Leo Muscato's stage direction and basic period setting strips the presentation for La Fenice back even further in a way that emphasises the dramatic element of the work without necessarily losing any of its musical colour. Those key scenes could certainly be a little more colourfully decorated - the New World Paradise shown for example as merely warm diffused light and some lightly floating blossom leaves, but reducing the excess works well enough in this case when you have the aria 'Pays merveilleux... O Paradis' to say all that needs to be said, particularly when it's given a fine rendition, as it is here by Gregory Kunde singing Vasco de Gama.
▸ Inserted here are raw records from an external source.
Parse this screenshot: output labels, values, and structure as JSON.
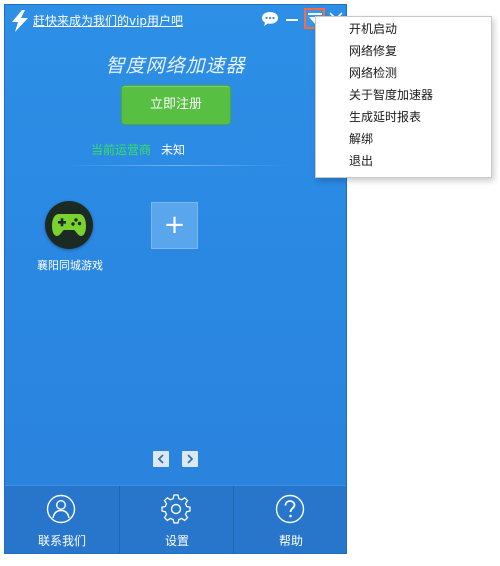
{
  "header": {
    "vip_link": "赶快来成为我们的vip用户吧"
  },
  "app": {
    "title": "智度网络加速器",
    "register_label": "立即注册",
    "carrier_label": "当前运营商",
    "carrier_value": "未知"
  },
  "games": [
    {
      "label": "襄阳同城游戏",
      "icon": "gamepad-icon"
    }
  ],
  "add_label": "+",
  "pager": {
    "prev_icon": "chevron-left-icon",
    "next_icon": "chevron-right-icon"
  },
  "bottom_nav": [
    {
      "label": "联系我们",
      "icon": "contact-icon"
    },
    {
      "label": "设置",
      "icon": "gear-icon"
    },
    {
      "label": "帮助",
      "icon": "help-icon"
    }
  ],
  "menu": {
    "items": [
      {
        "label": "开机启动"
      },
      {
        "label": "网络修复"
      },
      {
        "label": "网络检测"
      },
      {
        "label": "关于智度加速器"
      },
      {
        "label": "生成延时报表"
      },
      {
        "label": "解绑"
      },
      {
        "label": "退出"
      }
    ]
  },
  "colors": {
    "background": "#2a87e2",
    "register_green": "#57c042",
    "carrier_green": "#35e35e",
    "highlight_orange": "#ff6a3d"
  }
}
It's in this kind of casting then that La Fenice truly proves that it is possible to successfully stage a Meyerbeer opera. Clearly, despite weaknesses seen in this area in other productions, there actually are good Meyerbeer singers out there, and their lineage would seem to come from the more heavy dramatic Rossini operas. Gregory Kunde is certainly one of them. He handles the principal tenor role marvellously, with a strong, confident delivery and he has the stamina to maintain it right through to his Act IV Grand Aria. He makes his exit at this stage, but Sélika has to carry right through all five Acts while keeping enough in reserve to almost single-handedly deliver the whole of Act V, and Veronica Simeoni keeps the dramatic intensity there throughout. She seems to flag slightly with some pitch inconsistency at the start of Act IV, but only briefly, rallying through to a beautiful duet with Kunde and managing to bring about that essential conclusion with all the necessary feeling and impact.

The challenges of having the right type of voice to sing Meyerbeer are evident in the casting of Jessica Pratt for Inès. Pratt is a coloratura singer of immense range and ability, well-suited and even greatly impressive in those intense Rossini bel canto roles, but the dramatic force of Inès is a different challenge altogether. It's a relatively small role, cut back even further here, but the strain shows on the Australian soprano. She plays the part with considerable personality however and comes into the role well after a slightly shaky opening. The baritone roles of Nélusko and Don Pédro are handed well by Angelo Veccia and Luca dall’Amico.

La Fenice's 2013 production of Meyerbeer's L'Africaine can be viewed free for a limited period via internet streaming on the Medici web site. The work is performed in the original French without subtitles.